Nachricht kam während des Gottesdienstes

Unter Tränen berichtete Irina Olschanski, die Ehefrau des Gemeinde-Vorsitzenden, wie die Nachricht von dem Geschehen in Halle die Gemeinde während der Feiern zum Jom-Kippur-Fest erreicht habe. „Unsere mutigen Mitglieder sind danach wieder in die Synagoge gegangen“, sagte sie. „Wir werden zu jedem Schabbat und zu jedem Feiertag Gottesdienst feiern.“

60 Menschen zeigen vor der Synagoge in der St.-Annen-Straße ihre Verbundenheit mit der jüdischen Gemeinde.

Bischöfin: Bildet am Schabbat Menschenketten!

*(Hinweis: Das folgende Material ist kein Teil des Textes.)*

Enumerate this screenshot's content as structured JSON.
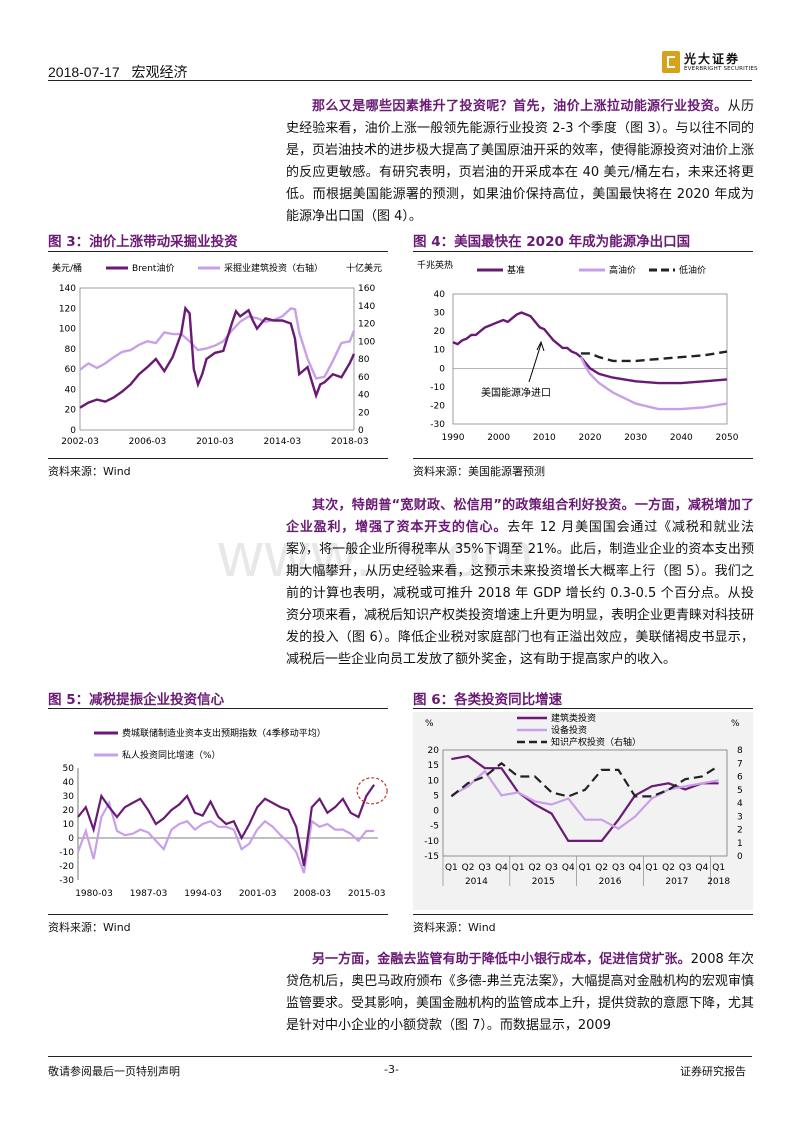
{
  "header": {
    "date": "2018-07-17",
    "section": "宏观经济",
    "logo_cn": "光大证券",
    "logo_en": "EVERBRIGHT SECURITIES"
  },
  "paragraphs": {
    "p1_bold": "那么又是哪些因素推升了投资呢？首先，油价上涨拉动能源行业投资。",
    "p1_text": "从历史经验来看，油价上涨一般领先能源行业投资 2-3 个季度（图 3）。与以往不同的是，页岩油技术的进步极大提高了美国原油开采的效率，使得能源投资对油价上涨的反应更敏感。有研究表明，页岩油的开采成本在 40 美元/桶左右，未来还将更低。而根据美国能源署的预测，如果油价保持高位，美国最快将在 2020 年成为能源净出口国（图 4）。",
    "p2_bold": "其次，特朗普“宽财政、松信用”的政策组合利好投资。一方面，减税增加了企业盈利，增强了资本开支的信心。",
    "p2_text": "去年 12 月美国国会通过《减税和就业法案》，将一般企业所得税率从 35%下调至 21%。此后，制造业企业的资本支出预期大幅攀升，从历史经验来看，这预示未来投资增长大概率上行（图 5）。我们之前的计算也表明，减税或可推升 2018 年 GDP 增长约 0.3-0.5 个百分点。从投资分项来看，减税后知识产权类投资增速上升更为明显，表明企业更青睐对科技研发的投入（图 6）。降低企业税对家庭部门也有正溢出效应，美联储褐皮书显示，减税后一些企业向员工发放了额外奖金，这有助于提高家户的收入。",
    "p3_bold": "另一方面，金融去监管有助于降低中小银行成本，促进信贷扩张。",
    "p3_text": "2008 年次贷危机后，奥巴马政府颁布《多德-弗兰克法案》，大幅提高对金融机构的宏观审慎监管要求。受其影响，美国金融机构的监管成本上升，提供贷款的意愿下降，尤其是针对中小企业的小额贷款（图 7）。而数据显示，2009"
  },
  "figures": {
    "fig3_title": "图 3：油价上涨带动采掘业投资",
    "fig4_title": "图 4：美国最快在 2020 年成为能源净出口国",
    "fig5_title": "图 5：减税提振企业投资信心",
    "fig6_title": "图 6：各类投资同比增速",
    "fig3_source": "资料来源：Wind",
    "fig4_source": "资料来源：美国能源署预测",
    "fig5_source": "资料来源：Wind",
    "fig6_source": "资料来源：Wind"
  },
  "watermark": "www.                   .com",
  "footer": {
    "left": "敬请参阅最后一页特别声明",
    "center": "-3-",
    "right": "证券研究报告"
  },
  "colors": {
    "accent": "#6a1a75",
    "light_purple": "#c8a0e8",
    "dash": "#222222"
  },
  "chart_data": [
    {
      "id": "fig3",
      "type": "line",
      "ylabel_left": "美元/桶",
      "ylabel_right": "十亿美元",
      "ylim_left": [
        0,
        140
      ],
      "ylim_right": [
        0,
        160
      ],
      "yticks_left": [
        0,
        20,
        40,
        60,
        80,
        100,
        120,
        140
      ],
      "yticks_right": [
        0,
        20,
        40,
        60,
        80,
        100,
        120,
        140,
        160
      ],
      "xlim": [
        2002.0,
        2018.25
      ],
      "xticks": [
        "2002-03",
        "2006-03",
        "2010-03",
        "2014-03",
        "2018-03"
      ],
      "xtick_values": [
        2002.0,
        2006.0,
        2010.0,
        2014.0,
        2018.0
      ],
      "series": [
        {
          "name": "Brent油价",
          "axis": "left",
          "color": "#6a1a75",
          "x": [
            2002.0,
            2002.5,
            2003.0,
            2003.5,
            2004.0,
            2004.5,
            2005.0,
            2005.5,
            2006.0,
            2006.5,
            2007.0,
            2007.5,
            2008.0,
            2008.25,
            2008.5,
            2008.75,
            2009.0,
            2009.25,
            2009.5,
            2010.0,
            2010.5,
            2011.0,
            2011.25,
            2011.5,
            2012.0,
            2012.25,
            2012.5,
            2013.0,
            2013.5,
            2014.0,
            2014.5,
            2014.75,
            2015.0,
            2015.5,
            2015.75,
            2016.0,
            2016.25,
            2016.5,
            2017.0,
            2017.5,
            2018.0,
            2018.25
          ],
          "values": [
            22,
            27,
            30,
            28,
            32,
            38,
            45,
            55,
            62,
            70,
            58,
            72,
            95,
            120,
            115,
            60,
            45,
            55,
            70,
            76,
            78,
            105,
            117,
            112,
            118,
            108,
            100,
            110,
            108,
            108,
            105,
            90,
            55,
            62,
            48,
            34,
            45,
            47,
            55,
            52,
            66,
            75
          ]
        },
        {
          "name": "采掘业建筑投资（右轴）",
          "axis": "right",
          "color": "#c8a0e8",
          "x": [
            2002.0,
            2002.5,
            2003.0,
            2003.5,
            2004.0,
            2004.5,
            2005.0,
            2005.5,
            2006.0,
            2006.5,
            2007.0,
            2007.5,
            2008.0,
            2008.5,
            2009.0,
            2009.5,
            2010.0,
            2010.5,
            2011.0,
            2011.5,
            2012.0,
            2012.5,
            2013.0,
            2013.5,
            2014.0,
            2014.5,
            2014.75,
            2015.0,
            2015.5,
            2016.0,
            2016.5,
            2017.0,
            2017.5,
            2018.0,
            2018.25
          ],
          "values": [
            68,
            75,
            70,
            75,
            82,
            88,
            90,
            96,
            100,
            98,
            110,
            108,
            108,
            100,
            90,
            92,
            95,
            100,
            112,
            122,
            128,
            126,
            122,
            124,
            128,
            137,
            136,
            110,
            80,
            58,
            60,
            78,
            98,
            100,
            112
          ]
        }
      ]
    },
    {
      "id": "fig4",
      "type": "line",
      "ylabel": "千兆英热",
      "ylim": [
        -30,
        40
      ],
      "yticks": [
        -30,
        -20,
        -10,
        0,
        10,
        20,
        30,
        40
      ],
      "xlim": [
        1990,
        2050
      ],
      "xticks": [
        1990,
        2000,
        2010,
        2020,
        2030,
        2040,
        2050
      ],
      "annotation": "美国能源净进口",
      "series": [
        {
          "name": "基准",
          "color": "#6a1a75",
          "style": "solid",
          "x": [
            1990,
            1991,
            1992,
            1993,
            1994,
            1995,
            1996,
            1997,
            1998,
            1999,
            2000,
            2001,
            2002,
            2003,
            2004,
            2005,
            2006,
            2007,
            2008,
            2009,
            2010,
            2011,
            2012,
            2013,
            2014,
            2015,
            2016,
            2017,
            2018,
            2019,
            2020,
            2022,
            2025,
            2030,
            2035,
            2040,
            2045,
            2050
          ],
          "values": [
            14,
            13,
            15,
            16,
            18,
            18,
            20,
            22,
            23,
            24,
            25,
            26,
            25,
            27,
            29,
            30,
            29,
            28,
            25,
            22,
            21,
            18,
            15,
            13,
            11,
            11,
            9,
            8,
            6,
            3,
            0,
            -3,
            -5,
            -7,
            -8,
            -8,
            -7,
            -6
          ]
        },
        {
          "name": "高油价",
          "color": "#c8a0e8",
          "style": "solid",
          "x": [
            2018,
            2019,
            2020,
            2022,
            2025,
            2030,
            2035,
            2040,
            2045,
            2050
          ],
          "values": [
            6,
            1,
            -3,
            -8,
            -13,
            -19,
            -22,
            -22,
            -21,
            -19
          ]
        },
        {
          "name": "低油价",
          "color": "#222222",
          "style": "dashed",
          "x": [
            2018,
            2019,
            2020,
            2022,
            2025,
            2030,
            2035,
            2040,
            2045,
            2050
          ],
          "values": [
            8,
            8,
            8,
            6,
            4,
            4,
            5,
            6,
            7,
            9
          ]
        }
      ]
    },
    {
      "id": "fig5",
      "type": "line",
      "ylim": [
        -30,
        50
      ],
      "yticks": [
        -30,
        -20,
        -10,
        0,
        10,
        20,
        30,
        40,
        50
      ],
      "xlim": [
        1980.0,
        2018.5
      ],
      "xticks": [
        "1980-03",
        "1987-03",
        "1994-03",
        "2001-03",
        "2008-03",
        "2015-03"
      ],
      "xtick_values": [
        1980.0,
        1987.0,
        1994.0,
        2001.0,
        2008.0,
        2015.0
      ],
      "series": [
        {
          "name": "费城联储制造业资本支出预期指数（4季移动平均）",
          "color": "#6a1a75",
          "x": [
            1980,
            1981,
            1982,
            1983,
            1984,
            1985,
            1986,
            1987,
            1988,
            1989,
            1990,
            1991,
            1992,
            1993,
            1994,
            1995,
            1996,
            1997,
            1998,
            1999,
            2000,
            2001,
            2002,
            2003,
            2004,
            2005,
            2006,
            2007,
            2008,
            2009,
            2010,
            2011,
            2012,
            2013,
            2014,
            2015,
            2016,
            2017,
            2018
          ],
          "values": [
            15,
            22,
            6,
            30,
            22,
            15,
            22,
            25,
            28,
            20,
            10,
            14,
            20,
            24,
            30,
            18,
            16,
            26,
            15,
            10,
            12,
            0,
            10,
            22,
            28,
            25,
            22,
            20,
            8,
            -20,
            22,
            28,
            18,
            22,
            28,
            18,
            15,
            30,
            38
          ]
        },
        {
          "name": "私人投资同比增速（%）",
          "color": "#c8a0e8",
          "x": [
            1980,
            1981,
            1982,
            1983,
            1984,
            1985,
            1986,
            1987,
            1988,
            1989,
            1990,
            1991,
            1992,
            1993,
            1994,
            1995,
            1996,
            1997,
            1998,
            1999,
            2000,
            2001,
            2002,
            2003,
            2004,
            2005,
            2006,
            2007,
            2008,
            2009,
            2010,
            2011,
            2012,
            2013,
            2014,
            2015,
            2016,
            2017,
            2018
          ],
          "values": [
            -10,
            5,
            -15,
            15,
            25,
            5,
            2,
            3,
            6,
            4,
            -2,
            -8,
            6,
            10,
            12,
            6,
            10,
            12,
            8,
            8,
            6,
            -8,
            -4,
            6,
            12,
            8,
            2,
            -3,
            -10,
            -25,
            12,
            8,
            10,
            6,
            6,
            3,
            -2,
            5,
            5
          ]
        }
      ]
    },
    {
      "id": "fig6",
      "type": "line",
      "ylabel_left": "%",
      "ylabel_right": "%",
      "ylim_left": [
        -15,
        20
      ],
      "ylim_right": [
        0,
        8
      ],
      "yticks_left": [
        -15,
        -10,
        -5,
        0,
        5,
        10,
        15,
        20
      ],
      "yticks_right": [
        0,
        1,
        2,
        3,
        4,
        5,
        6,
        7,
        8
      ],
      "categories": [
        "Q1",
        "Q2",
        "Q3",
        "Q4",
        "Q1",
        "Q2",
        "Q3",
        "Q4",
        "Q1",
        "Q2",
        "Q3",
        "Q4",
        "Q1",
        "Q2",
        "Q3",
        "Q4",
        "Q1"
      ],
      "year_labels": [
        "2014",
        "2015",
        "2016",
        "2017",
        "2018"
      ],
      "series": [
        {
          "name": "建筑类投资",
          "axis": "left",
          "color": "#6a1a75",
          "values": [
            17,
            18,
            14,
            14,
            6,
            2,
            -1,
            -10,
            -10,
            -10,
            -3,
            5,
            8,
            9,
            7,
            9,
            9
          ]
        },
        {
          "name": "设备投资",
          "axis": "left",
          "color": "#c8a0e8",
          "values": [
            5,
            8,
            13,
            5,
            6,
            3,
            2,
            4,
            -3,
            -3,
            -6,
            -2,
            4,
            7,
            8,
            9,
            10
          ]
        },
        {
          "name": "知识产权投资（右轴）",
          "axis": "right",
          "color": "#222222",
          "values": [
            4.5,
            5.5,
            6,
            7,
            6,
            6,
            4.8,
            4.5,
            5,
            6.5,
            6.5,
            4.5,
            4.5,
            5,
            5.8,
            6,
            6.8
          ]
        }
      ]
    }
  ]
}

Kristina Kühnbaum-Schmidt, Landesbischöfin der Nordkirche, rief dazu auf, am heutigen Schabbat vor den Synagogen schützende Menschen- und Lichterketten zu bilden. Pröpstin Petra Kallies erinnerte an den Brandanschlag auf die Synagoge, der Lübeck 1994 weltweit in die Schlagzeilen brachte. Seitdem bewacht die Polizei die Synagoge. Zwei Beamten, von denen einer eine Maschinenpistole trug, begleiteten die Mahnwache.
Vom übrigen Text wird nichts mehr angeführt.